Le chef de l’opposition Yair Lapid, dont le parti Yesh Atid-Telem a soutenu la motion, a déclaré que le comportement du gouvernement privait la Knesset de son rôle au sein de la démocratie israélienne.

« Je suis membre de la Knesset depuis huit ans. Jamais un vote n’a été annulé après le scrutin. J’ai parlé aux membres les plus anciens de cette Assemblée ; aucun d’entre eux ne se souvient de quelque chose de similaire », a expliqué M. Lapid dans une déclaration télévisée. « Si vous pouvez annuler des votes, vous pouvez fermer la Knesset. On n’en a plus besoin. »

Des députés de l’opposition expriment leur colère après l’annulation par le président de la Knesset Yariv Levin du vote demandant une enquête sur l’affaire des sous-marins, le 21 octobre 2020. (Shmulik Grossman/Knesset)

Lapid a dit que la Knesset était « juste un théâtre pour que Netanyahu puisse faire le tour du monde et prétendre qu’Israël est toujours une démocratie ».

Il a affirmé que la coalition voulait bloquer l’enquête sur le scandale de corruption, connu sous le nom « d’affaire des sous-marins », parce que Netanyahu serait impliqué si elle se poursuivait.

« Il est impliqué jusqu’au cou dans ce scandale. C’est pourquoi ils sont prêts à tout faire pour empêcher une enquête », a déclaré M. Lapid.

La commission devait se pencher sur la dénommée « affaire 3000 », une enquête sur la corruption surnommée « l’affaire des sous-marins » qui tourne autour d’allégations de corruption massive dans l’achat par l’État de navires militaires du constructeur naval allemand ThyssenKrupp pour plusieurs milliards de shekels. Le scandale a impliqué plusieurs proches associés de Netanyahu, ainsi que de hauts responsables militaires, mais pas le Premier ministre lui-même.

Les opposants politiques de Netanyahu ont accusé le Premier ministre d’un possible conflit d’intérêt dans l’affaire ThyssenKrupp et ont prétendu qu’il aurait pu en tirer un bénéfice financier. Le Likud, le parti au pouvoir de Netanyahu, a déclaré que ces accusations étaient politiquement motivées.

Le ministère public a déclaré dimanche à la Cour suprême de justice qu’il estime que rien ne justifie l’ouverture d’une enquête criminelle sur Netanyahu dans le cadre de l’affaire des sous-marins.

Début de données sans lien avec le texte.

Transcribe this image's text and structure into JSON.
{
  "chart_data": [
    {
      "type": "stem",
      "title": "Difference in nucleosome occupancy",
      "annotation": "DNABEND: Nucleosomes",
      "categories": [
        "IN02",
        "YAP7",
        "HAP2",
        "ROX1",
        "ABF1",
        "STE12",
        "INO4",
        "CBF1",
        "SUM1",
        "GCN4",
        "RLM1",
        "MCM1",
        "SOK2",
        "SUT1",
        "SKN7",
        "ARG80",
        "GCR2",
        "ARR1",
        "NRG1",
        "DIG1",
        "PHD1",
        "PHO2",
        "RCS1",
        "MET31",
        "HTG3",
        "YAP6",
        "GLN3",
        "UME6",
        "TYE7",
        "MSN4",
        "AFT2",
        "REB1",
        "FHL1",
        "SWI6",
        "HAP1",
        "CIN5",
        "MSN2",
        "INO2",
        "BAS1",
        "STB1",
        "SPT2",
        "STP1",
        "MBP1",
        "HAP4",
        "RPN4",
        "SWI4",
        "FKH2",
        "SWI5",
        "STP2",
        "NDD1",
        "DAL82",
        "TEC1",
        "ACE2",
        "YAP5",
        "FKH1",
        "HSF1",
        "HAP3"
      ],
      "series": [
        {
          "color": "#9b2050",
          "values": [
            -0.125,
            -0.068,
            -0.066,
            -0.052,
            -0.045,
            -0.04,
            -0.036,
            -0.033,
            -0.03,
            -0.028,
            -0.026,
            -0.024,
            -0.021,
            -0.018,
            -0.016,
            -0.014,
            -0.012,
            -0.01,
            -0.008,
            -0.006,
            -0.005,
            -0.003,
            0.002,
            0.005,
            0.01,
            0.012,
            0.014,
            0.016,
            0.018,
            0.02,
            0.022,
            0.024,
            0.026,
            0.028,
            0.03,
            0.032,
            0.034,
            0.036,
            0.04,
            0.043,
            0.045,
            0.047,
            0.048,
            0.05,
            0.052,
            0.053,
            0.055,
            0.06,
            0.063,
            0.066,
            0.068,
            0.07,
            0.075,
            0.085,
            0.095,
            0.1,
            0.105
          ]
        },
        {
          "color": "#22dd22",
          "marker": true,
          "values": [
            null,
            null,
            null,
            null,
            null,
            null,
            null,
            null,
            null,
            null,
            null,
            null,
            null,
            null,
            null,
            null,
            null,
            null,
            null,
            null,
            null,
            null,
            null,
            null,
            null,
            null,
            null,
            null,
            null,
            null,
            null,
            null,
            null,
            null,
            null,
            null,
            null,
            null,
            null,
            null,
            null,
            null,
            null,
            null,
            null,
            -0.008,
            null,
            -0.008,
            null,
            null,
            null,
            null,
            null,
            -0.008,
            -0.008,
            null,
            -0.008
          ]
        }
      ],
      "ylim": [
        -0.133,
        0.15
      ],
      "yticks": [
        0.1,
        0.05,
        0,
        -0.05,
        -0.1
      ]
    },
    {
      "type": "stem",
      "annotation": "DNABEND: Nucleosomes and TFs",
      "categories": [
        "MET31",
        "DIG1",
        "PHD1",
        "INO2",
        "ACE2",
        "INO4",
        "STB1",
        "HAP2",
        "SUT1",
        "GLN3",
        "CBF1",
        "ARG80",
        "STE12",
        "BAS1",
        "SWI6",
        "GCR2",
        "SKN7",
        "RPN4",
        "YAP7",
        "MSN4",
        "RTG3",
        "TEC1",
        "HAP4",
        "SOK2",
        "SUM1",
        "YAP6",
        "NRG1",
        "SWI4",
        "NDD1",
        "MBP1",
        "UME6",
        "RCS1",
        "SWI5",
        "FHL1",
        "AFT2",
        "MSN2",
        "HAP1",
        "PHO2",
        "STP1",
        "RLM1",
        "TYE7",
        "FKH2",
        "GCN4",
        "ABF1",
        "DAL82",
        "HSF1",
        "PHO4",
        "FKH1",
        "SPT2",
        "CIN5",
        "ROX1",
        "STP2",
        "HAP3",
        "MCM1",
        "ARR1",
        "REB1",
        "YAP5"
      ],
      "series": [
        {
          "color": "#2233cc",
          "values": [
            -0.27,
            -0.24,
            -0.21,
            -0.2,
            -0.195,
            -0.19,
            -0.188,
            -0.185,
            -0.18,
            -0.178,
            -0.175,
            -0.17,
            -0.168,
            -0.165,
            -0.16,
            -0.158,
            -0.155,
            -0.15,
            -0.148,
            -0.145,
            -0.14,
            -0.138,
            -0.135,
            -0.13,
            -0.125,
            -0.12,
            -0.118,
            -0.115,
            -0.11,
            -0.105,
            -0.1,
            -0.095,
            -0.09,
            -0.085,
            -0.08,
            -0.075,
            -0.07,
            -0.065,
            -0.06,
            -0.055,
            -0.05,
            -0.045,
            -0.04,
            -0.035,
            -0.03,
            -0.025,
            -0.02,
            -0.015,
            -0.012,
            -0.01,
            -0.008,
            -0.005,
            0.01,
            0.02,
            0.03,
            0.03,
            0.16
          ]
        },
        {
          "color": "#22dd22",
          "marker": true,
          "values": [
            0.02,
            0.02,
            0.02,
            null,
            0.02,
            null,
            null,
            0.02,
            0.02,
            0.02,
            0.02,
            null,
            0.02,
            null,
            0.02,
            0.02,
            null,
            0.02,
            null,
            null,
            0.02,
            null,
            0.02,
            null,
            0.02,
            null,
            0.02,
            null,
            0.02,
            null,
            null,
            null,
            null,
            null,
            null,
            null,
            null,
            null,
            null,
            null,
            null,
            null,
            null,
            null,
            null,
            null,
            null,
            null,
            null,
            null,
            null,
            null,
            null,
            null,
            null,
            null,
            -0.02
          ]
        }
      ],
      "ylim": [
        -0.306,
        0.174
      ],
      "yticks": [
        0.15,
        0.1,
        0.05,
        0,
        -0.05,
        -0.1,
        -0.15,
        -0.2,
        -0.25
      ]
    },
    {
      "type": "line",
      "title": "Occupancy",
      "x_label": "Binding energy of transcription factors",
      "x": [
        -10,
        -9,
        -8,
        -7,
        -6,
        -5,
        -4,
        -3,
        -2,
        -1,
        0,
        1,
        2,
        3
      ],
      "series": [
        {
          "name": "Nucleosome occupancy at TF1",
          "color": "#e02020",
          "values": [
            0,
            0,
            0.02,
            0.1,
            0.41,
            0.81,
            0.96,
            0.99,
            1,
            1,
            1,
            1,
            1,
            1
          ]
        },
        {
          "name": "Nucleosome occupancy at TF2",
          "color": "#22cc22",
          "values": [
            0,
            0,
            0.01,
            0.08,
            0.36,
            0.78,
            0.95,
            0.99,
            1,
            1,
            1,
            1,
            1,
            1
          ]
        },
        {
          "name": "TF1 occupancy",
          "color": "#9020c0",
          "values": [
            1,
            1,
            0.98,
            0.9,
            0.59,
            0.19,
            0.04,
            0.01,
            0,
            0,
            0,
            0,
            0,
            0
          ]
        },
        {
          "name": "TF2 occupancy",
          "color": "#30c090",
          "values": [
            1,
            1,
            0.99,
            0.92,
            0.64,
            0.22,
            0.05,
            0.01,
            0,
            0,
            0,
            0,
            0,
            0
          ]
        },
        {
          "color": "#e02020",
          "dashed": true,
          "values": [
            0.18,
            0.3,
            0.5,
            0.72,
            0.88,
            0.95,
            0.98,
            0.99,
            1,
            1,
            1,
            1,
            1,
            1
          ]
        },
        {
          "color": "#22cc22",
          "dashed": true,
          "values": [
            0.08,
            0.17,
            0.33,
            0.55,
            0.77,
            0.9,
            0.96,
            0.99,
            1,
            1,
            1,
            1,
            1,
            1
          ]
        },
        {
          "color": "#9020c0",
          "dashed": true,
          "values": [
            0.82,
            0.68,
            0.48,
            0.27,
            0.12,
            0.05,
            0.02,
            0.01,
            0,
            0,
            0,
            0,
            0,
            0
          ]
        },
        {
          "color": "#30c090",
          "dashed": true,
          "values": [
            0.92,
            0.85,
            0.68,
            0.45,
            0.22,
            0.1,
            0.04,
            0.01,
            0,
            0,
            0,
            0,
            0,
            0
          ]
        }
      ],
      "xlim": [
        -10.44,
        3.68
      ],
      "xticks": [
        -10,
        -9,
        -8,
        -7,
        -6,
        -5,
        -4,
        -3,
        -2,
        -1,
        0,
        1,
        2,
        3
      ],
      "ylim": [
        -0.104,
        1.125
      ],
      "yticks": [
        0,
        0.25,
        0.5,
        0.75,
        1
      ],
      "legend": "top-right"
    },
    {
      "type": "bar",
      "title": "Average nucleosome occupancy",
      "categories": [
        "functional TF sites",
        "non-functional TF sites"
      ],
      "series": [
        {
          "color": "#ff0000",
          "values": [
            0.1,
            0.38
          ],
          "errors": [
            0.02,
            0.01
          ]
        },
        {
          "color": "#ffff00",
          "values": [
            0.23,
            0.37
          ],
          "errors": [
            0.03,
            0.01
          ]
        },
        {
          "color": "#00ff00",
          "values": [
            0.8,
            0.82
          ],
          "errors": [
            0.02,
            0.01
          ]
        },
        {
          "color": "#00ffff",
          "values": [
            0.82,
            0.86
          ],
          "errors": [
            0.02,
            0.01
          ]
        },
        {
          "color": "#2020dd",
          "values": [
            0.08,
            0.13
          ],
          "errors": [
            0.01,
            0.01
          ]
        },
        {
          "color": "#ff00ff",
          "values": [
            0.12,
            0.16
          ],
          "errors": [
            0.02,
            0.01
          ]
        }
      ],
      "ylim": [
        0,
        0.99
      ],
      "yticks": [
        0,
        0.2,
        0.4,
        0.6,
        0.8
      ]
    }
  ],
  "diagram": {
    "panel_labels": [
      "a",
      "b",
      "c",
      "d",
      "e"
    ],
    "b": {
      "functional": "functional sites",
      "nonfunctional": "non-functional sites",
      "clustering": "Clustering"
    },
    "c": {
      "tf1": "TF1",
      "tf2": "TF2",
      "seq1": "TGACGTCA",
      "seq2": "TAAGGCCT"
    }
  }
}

La semaine dernière, le procureur général Avichai Mandelblit a déclaré qu’il ne réévaluerait pas le rôle de Netanyahu dans l’affaire, même après la fuite d’une déclaration sous serment d’un ancien directeur du ministère de la Défense, liant apparemment Netanyahu à l’affaire.

La députée Tamar Zandberg du parti de gauche Meretz après l’annulation par le président de la Knesset d’un vote demandant une enquête sur l’affaire des sous-marins, le 21 octobre 2020. (Shmulik Grossman/Knesset)

Le Premier ministre est actuellement jugé pour fraude et abus de confiance dans trois autres affaires, et pour corruption dans l’une d’entre elles.

Il nie tout méfait et se dit victime d’une tentative de coup d’État politique impliquant la police, les procureurs de l’État sous l’autorité de Mandelblit, l’opposition de gauche et les médias.